Cette fois, ce fut un délice.

Chassant d’une poussée de l’épaule la porte de la pièce où travaillait Sainthomme la face en sueur, les coudes en travers de la table :

— Eh ! Sainthomme !… Bonjour.

— Tiens, c’est vous !

— Oui, et avec du neuf, mon cher.

Il avait forgé une histoire admirable, un fourbi de secrètes accointances avec un mystérieux monsieur que sa discrétion naturelle lui interdisait de citer, mais qui, très haut placé dans la bonne grâce présidentielle, semait à son bon plaisir des mannes de rubans violets… En sorte que, depuis deux ans, il cultivait en les alimentant les convoitises de son collègue, ayant toujours, à la disposition de cette brute, des piles de dossiers amassés et des cliquetis argentins de palmes académiques.

A la révélation qu’il y avait du « neuf », Sainthomme se roidit contre une défaillance ; mais quelque fût sa volonté à masquer pudiquement son trouble, un hoquet d’émotion coupa en deux morceaux le « Entrez donc » qu’il jetait à Lahrier. Celui-ci, dont on voyait juste la figure et le haut de l’épaule engagé dans l’entrebâillement de la porte, se faisait fort tirer l’oreille. Il jouait le monsieur débordé de besogne, qui repassera une autre fois n’ayant pas le temps de flâner.

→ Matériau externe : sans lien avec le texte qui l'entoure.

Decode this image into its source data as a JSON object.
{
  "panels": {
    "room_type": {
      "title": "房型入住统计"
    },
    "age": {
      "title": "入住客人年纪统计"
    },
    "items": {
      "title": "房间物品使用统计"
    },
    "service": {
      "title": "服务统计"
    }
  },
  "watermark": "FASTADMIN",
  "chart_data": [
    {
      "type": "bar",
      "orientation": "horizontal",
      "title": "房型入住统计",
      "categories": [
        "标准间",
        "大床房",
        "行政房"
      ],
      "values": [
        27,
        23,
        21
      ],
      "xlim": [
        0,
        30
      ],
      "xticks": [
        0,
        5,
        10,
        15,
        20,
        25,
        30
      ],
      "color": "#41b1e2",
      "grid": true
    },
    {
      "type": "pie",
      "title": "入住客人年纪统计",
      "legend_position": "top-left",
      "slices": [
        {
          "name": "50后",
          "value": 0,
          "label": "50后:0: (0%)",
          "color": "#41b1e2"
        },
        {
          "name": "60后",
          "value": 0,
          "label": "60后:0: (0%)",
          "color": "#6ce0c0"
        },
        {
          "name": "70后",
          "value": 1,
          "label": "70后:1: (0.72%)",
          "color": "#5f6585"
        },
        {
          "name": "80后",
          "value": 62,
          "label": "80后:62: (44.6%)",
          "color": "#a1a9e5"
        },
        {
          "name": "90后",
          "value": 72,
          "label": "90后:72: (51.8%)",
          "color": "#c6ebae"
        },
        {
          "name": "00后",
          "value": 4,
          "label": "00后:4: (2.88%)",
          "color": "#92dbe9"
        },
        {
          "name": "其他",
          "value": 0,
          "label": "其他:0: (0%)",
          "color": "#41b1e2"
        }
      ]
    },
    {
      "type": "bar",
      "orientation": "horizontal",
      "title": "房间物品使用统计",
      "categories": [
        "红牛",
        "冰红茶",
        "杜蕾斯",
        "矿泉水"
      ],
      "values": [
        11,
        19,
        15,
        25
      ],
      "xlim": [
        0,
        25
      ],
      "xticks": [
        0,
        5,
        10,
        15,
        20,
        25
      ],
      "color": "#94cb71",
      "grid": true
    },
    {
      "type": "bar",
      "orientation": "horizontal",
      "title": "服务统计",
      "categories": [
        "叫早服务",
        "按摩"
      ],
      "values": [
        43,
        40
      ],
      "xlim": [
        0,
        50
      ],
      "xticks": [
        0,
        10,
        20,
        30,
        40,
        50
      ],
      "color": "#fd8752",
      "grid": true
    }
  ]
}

Enfin, sur de nouvelles instances, il dit qu’il voulait bien entrer une seconde.

— Une seconde, mon vieux, pas plus, parce que, vous savez, j’ai à faire.

— Eh oui ! eh oui !

Il entra donc, pliant sous le poids des dossiers qu’il maintenait de son bras sur sa hanche et dont il se hâta de caler, à la moleskine d’une chaise, la pile énorme et vacillante. Mais déjà Sainthomme s’en était emparé, et, pendant que l’autre, bon apôtre, mimait la stupéfaction, interrogeait, l’air bête : « Qu’est-ce que vous faites là ? » il l’allait enfouir sans mot dire, en les enfoncements d’un placard qu’ensuite il refermait à clé.